Assim como os personagens convocados por Brown nos sambas juninos, a formação percussiva da Timbalada é o ponto focal para entendermos a forte influência do samba junino em sua criação. Ao contrário da clássica formação dos grupos composta por: repique, tarol e surdo, a Timbalada apresenta a formação com timbau, bacurinha e marcação, com isso apresentando um som completamente novo e que iria gerar influências diretas nas percussões das bandas de axé e mesmo no que hoje é chamado de pagodão baiano.

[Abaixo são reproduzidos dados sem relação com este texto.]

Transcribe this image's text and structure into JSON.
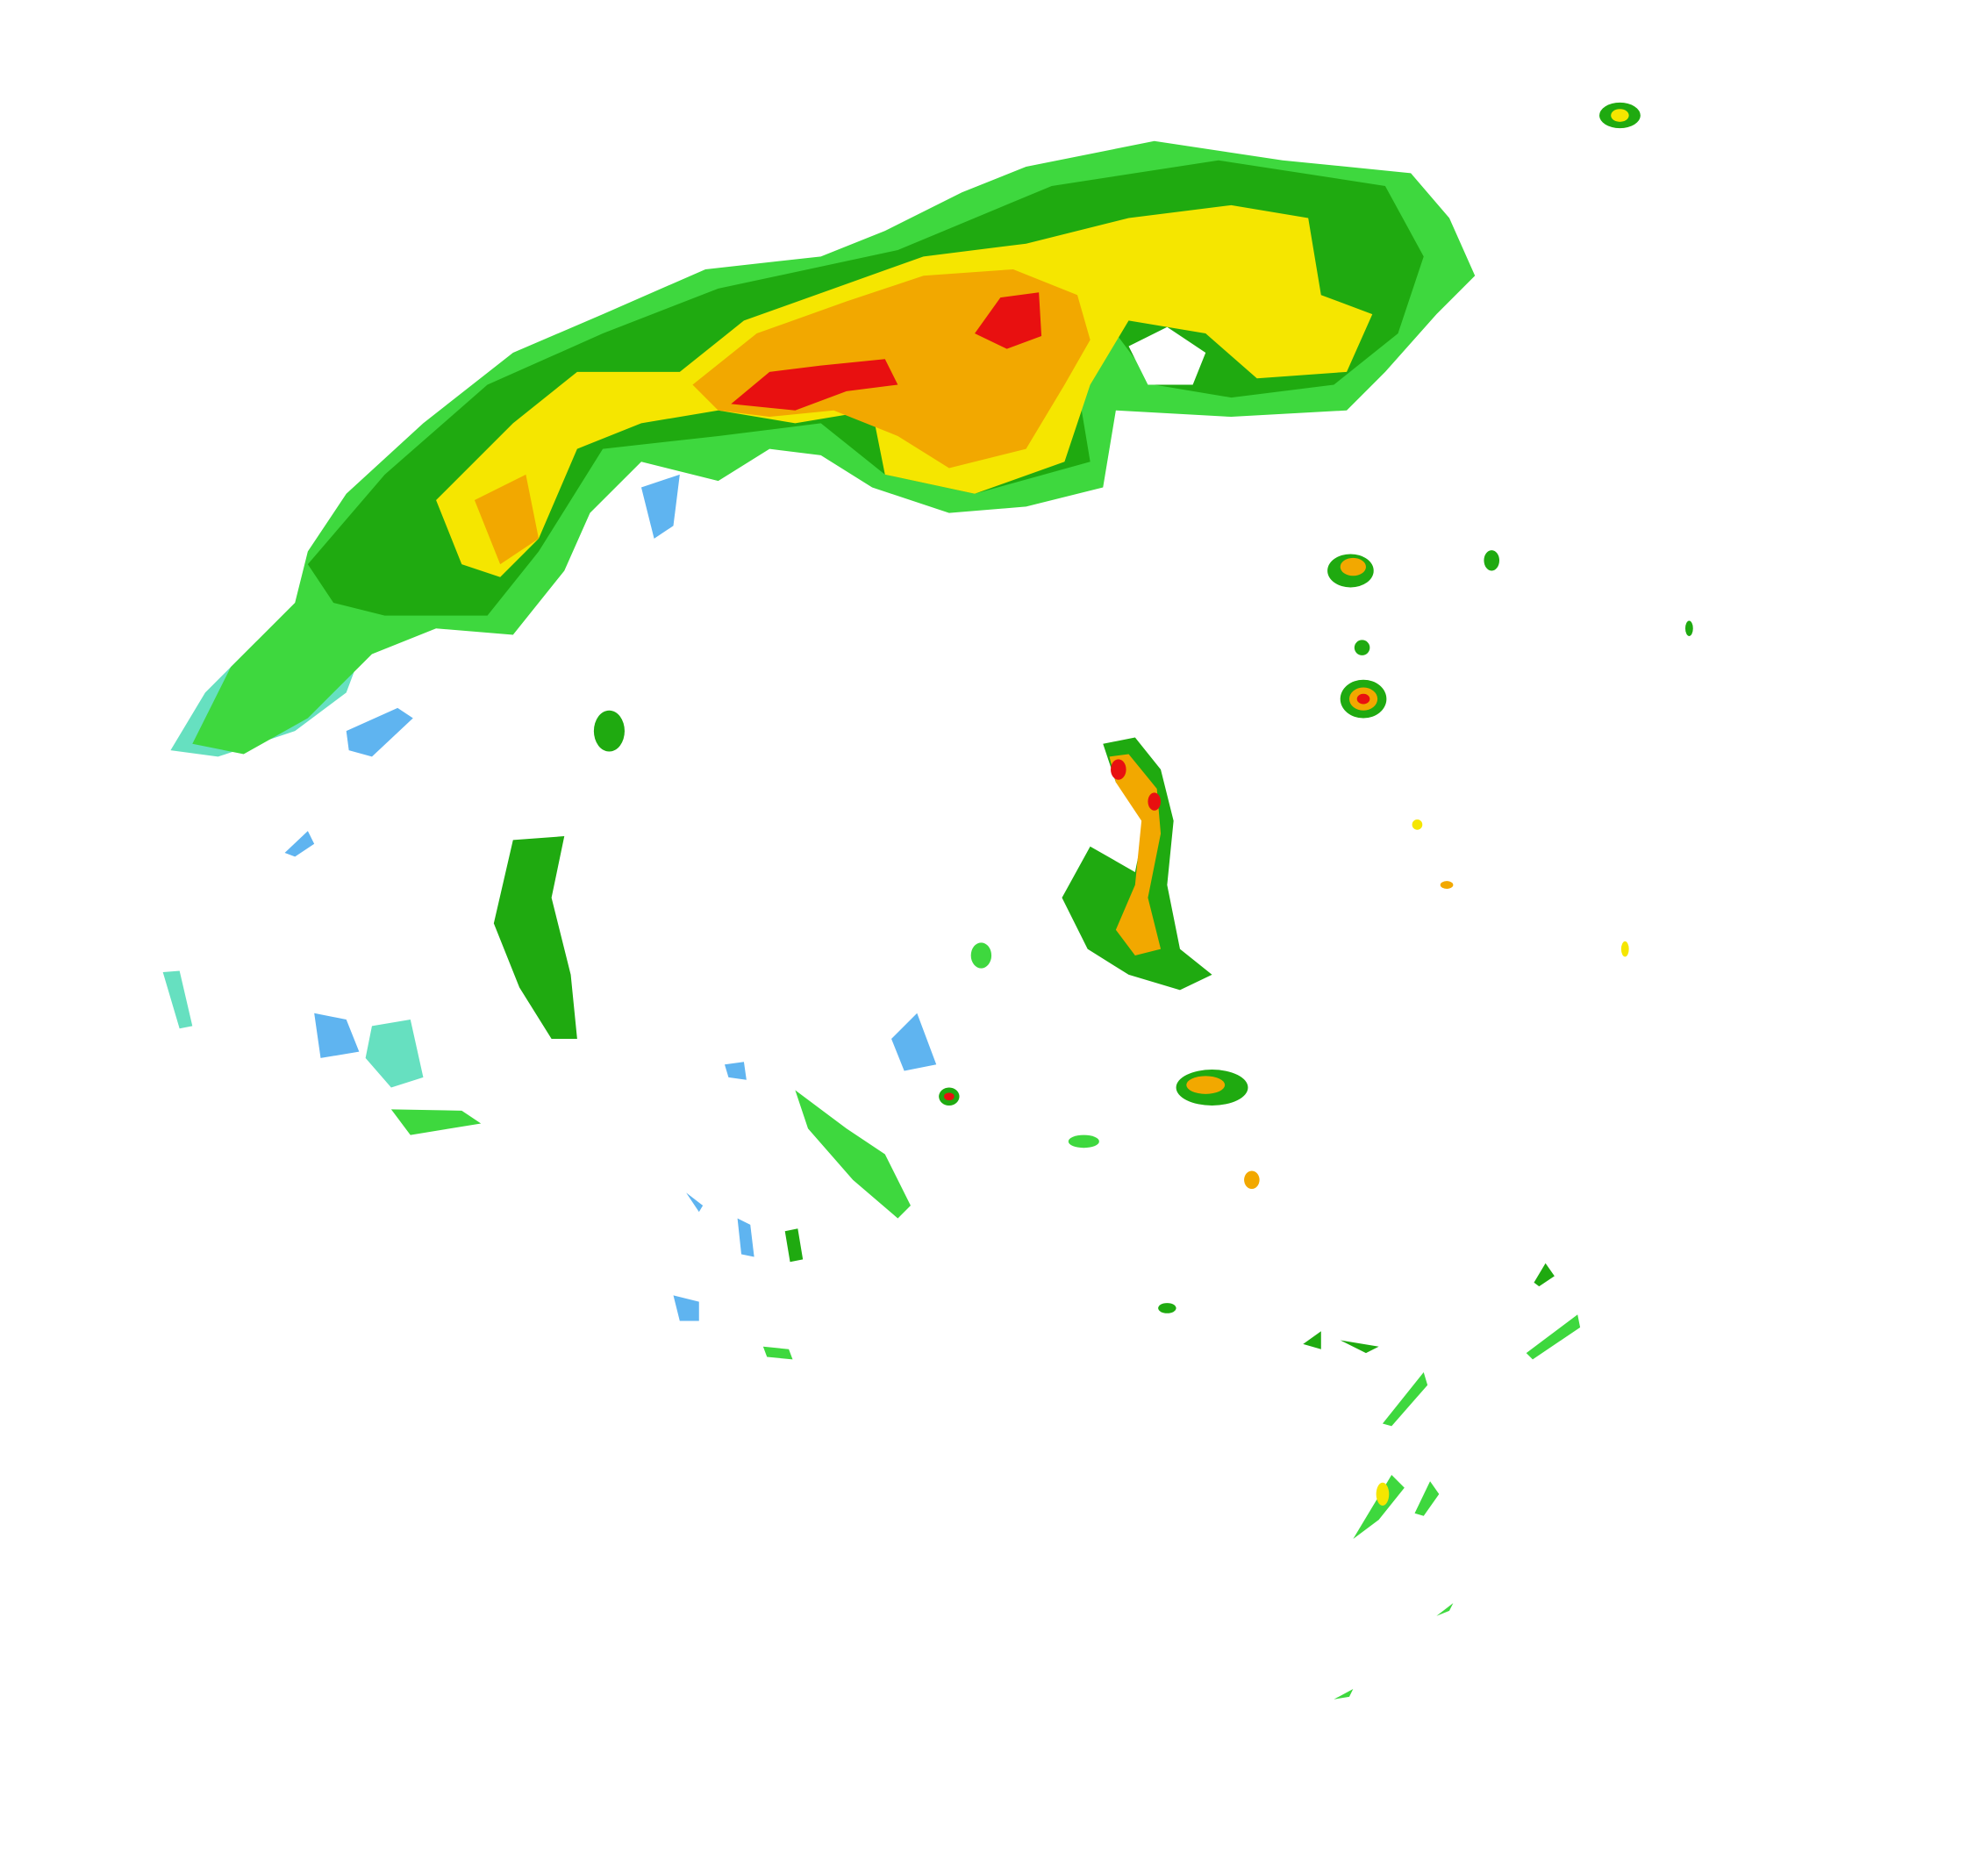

Um primeiro aspecto rítmico musical é a diferença entre repinique e bacurinha, a bacurinha é um híbrido da mistura entre repique e tamborim, e foi inventada na Timbalada. É ao mesmo tempo uma diminuição horizontal do repinique e um alongamento vertical do tamborim. E será tocada emulando tanto um quanto o outro instrumento, com duas baquetas que ora intensificam o papel do tamborim como são utilizados nos sambas, ora se diferencia das levadas clássicas do samba reggae. A música que abre o disco de estreia da Timbalada é um excelente exemplo do que acima afirmamos.
Um segundo aspecto são as quebras do timbau, que ficam bastante evidentes para qualquer ouvido atento, e obviamente pela própria formação dos timbaleiros, são oriundas dos sambas juninos. Se o gênio criativo e organizacional de Brown se manifestou com a Timbalada foi exatamente o de perceber a possibilidade do Samba Junino em variações e conjunções com o que era feito já no samba-reggae, e na mescla com outras rítmicas.
Um exemplo disso é a faixa Mulatê do Bundê, música que abre o disco de estreia homônimo da Timbalada em 1993 onde é possível vermos ao mesmo tempo como a Timbalada faz uso das influências rítmicas oriundas do samba junino, de que modo se diferencia e ao mesmo tempo se aproxima da rítmica dos blocos afros. O começo da música traz a bacurinha em um toque clássico de chamada dos Sambas juninos, enquanto os Timbaus executam dobras de improvisação e os surdos começam a marca o ritmo, para em seguida entrarem juntos numa releitura rítmica entre o samba junino (bacurinha e timbal) e o samba reggae (os surdos).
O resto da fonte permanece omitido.